スクラッチ試験は、界面強度・剥離挙動・破壊モードの特定に非常に重要な解析手法です。

加えて、スクラッチ試験後の断面解析を実施するすることで、表面観察だけでは分からない表面近傍の「内部破壊メカニズム」を把握することができます。

スクラッチ試験後の表面解析

ポリスチレン(非晶性樹脂)製のケース表面について、荷重増加型スクラッチ試験を実施し、表面観察を実施しました。

スキャナによる画像処理

スキャナにより画像取得し、二値化処理を施しました。白化開始点における荷重を算出・定量化することができます。

レーザー顕微鏡

表面からレーザー顕微鏡を用いることで、非破壊でスクラッチ幅・深さの計測が可能です。

 

スクラッチ試験後の断面解析

スクラッチ試験後のサンプルを小片化し樹脂埋め後、機械研磨による断面を作製し、断面観察を実施しました。

偏光顕微鏡

薄片サンプルを作製することで、表面近傍の分子配向・結晶構造・異方性の可視化が可能です。

 

SEM

表面近傍の基材変形・界面挙動の様子が観察できます。
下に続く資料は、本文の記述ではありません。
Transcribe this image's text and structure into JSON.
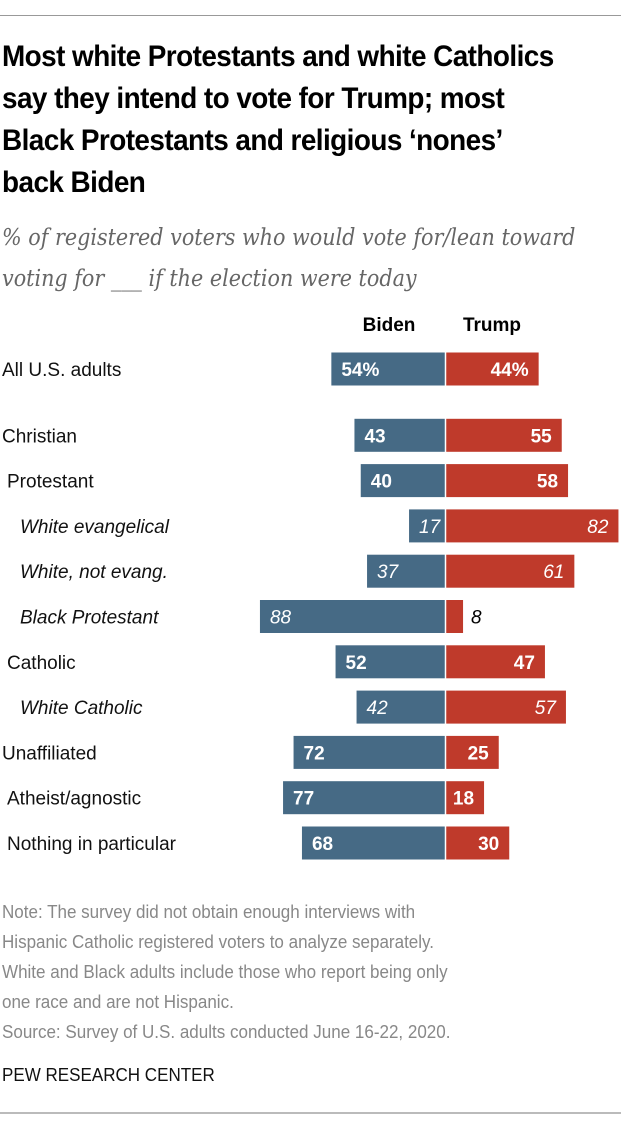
{
  "title": "Most white Protestants and white Catholics say they intend to vote for Trump; most Black Protestants and religious ‘nones’ back Biden",
  "subtitle": "% of registered voters who would vote for/lean toward voting for ___ if the election were today",
  "notes": [
    "Note: The survey did not obtain enough interviews with",
    "Hispanic Catholic registered voters to analyze separately.",
    "White and Black adults include those who report being only",
    "one race and are not Hispanic.",
    "Source: Survey of U.S. adults conducted June 16-22, 2020."
  ],
  "credit": "PEW RESEARCH CENTER",
  "colors": {
    "biden": "#466a85",
    "trump": "#bf3a2b"
  },
  "chart_data": {
    "type": "bar",
    "orientation": "horizontal-diverging",
    "title": "Most white Protestants and white Catholics say they intend to vote for Trump; most Black Protestants and religious ‘nones’ back Biden",
    "subtitle": "% of registered voters who would vote for/lean toward voting for ___ if the election were today",
    "legend": [
      "Biden",
      "Trump"
    ],
    "legend_position": "top-center",
    "categories": [
      {
        "label": "All U.S. adults",
        "indent": 0,
        "italic": false,
        "gap_after": true
      },
      {
        "label": "Christian",
        "indent": 0,
        "italic": false
      },
      {
        "label": "Protestant",
        "indent": 1,
        "italic": false
      },
      {
        "label": "White evangelical",
        "indent": 2,
        "italic": true
      },
      {
        "label": "White, not evang.",
        "indent": 2,
        "italic": true
      },
      {
        "label": "Black Protestant",
        "indent": 2,
        "italic": true
      },
      {
        "label": "Catholic",
        "indent": 1,
        "italic": false
      },
      {
        "label": "White Catholic",
        "indent": 2,
        "italic": true
      },
      {
        "label": "Unaffiliated",
        "indent": 0,
        "italic": false
      },
      {
        "label": "Atheist/agnostic",
        "indent": 1,
        "italic": false
      },
      {
        "label": "Nothing in particular",
        "indent": 1,
        "italic": false
      }
    ],
    "series": [
      {
        "name": "Biden",
        "values": [
          54,
          43,
          40,
          17,
          37,
          88,
          52,
          42,
          72,
          77,
          68
        ]
      },
      {
        "name": "Trump",
        "values": [
          44,
          55,
          58,
          82,
          61,
          8,
          47,
          57,
          25,
          18,
          30
        ]
      }
    ],
    "value_suffix_first_row": "%",
    "xlim": [
      0,
      100
    ]
  }
}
表面観察ではわからない、凹凸やクラックを把握することができます。

コーティング・樹脂・接着層評価で広く使われているスクラッチ試験は、材料開発・不良解析・プロセス最適化に不可欠です。さらに、断面解析を実施することで材料内部の特に表面近傍で何が起きたのかを把握することができます。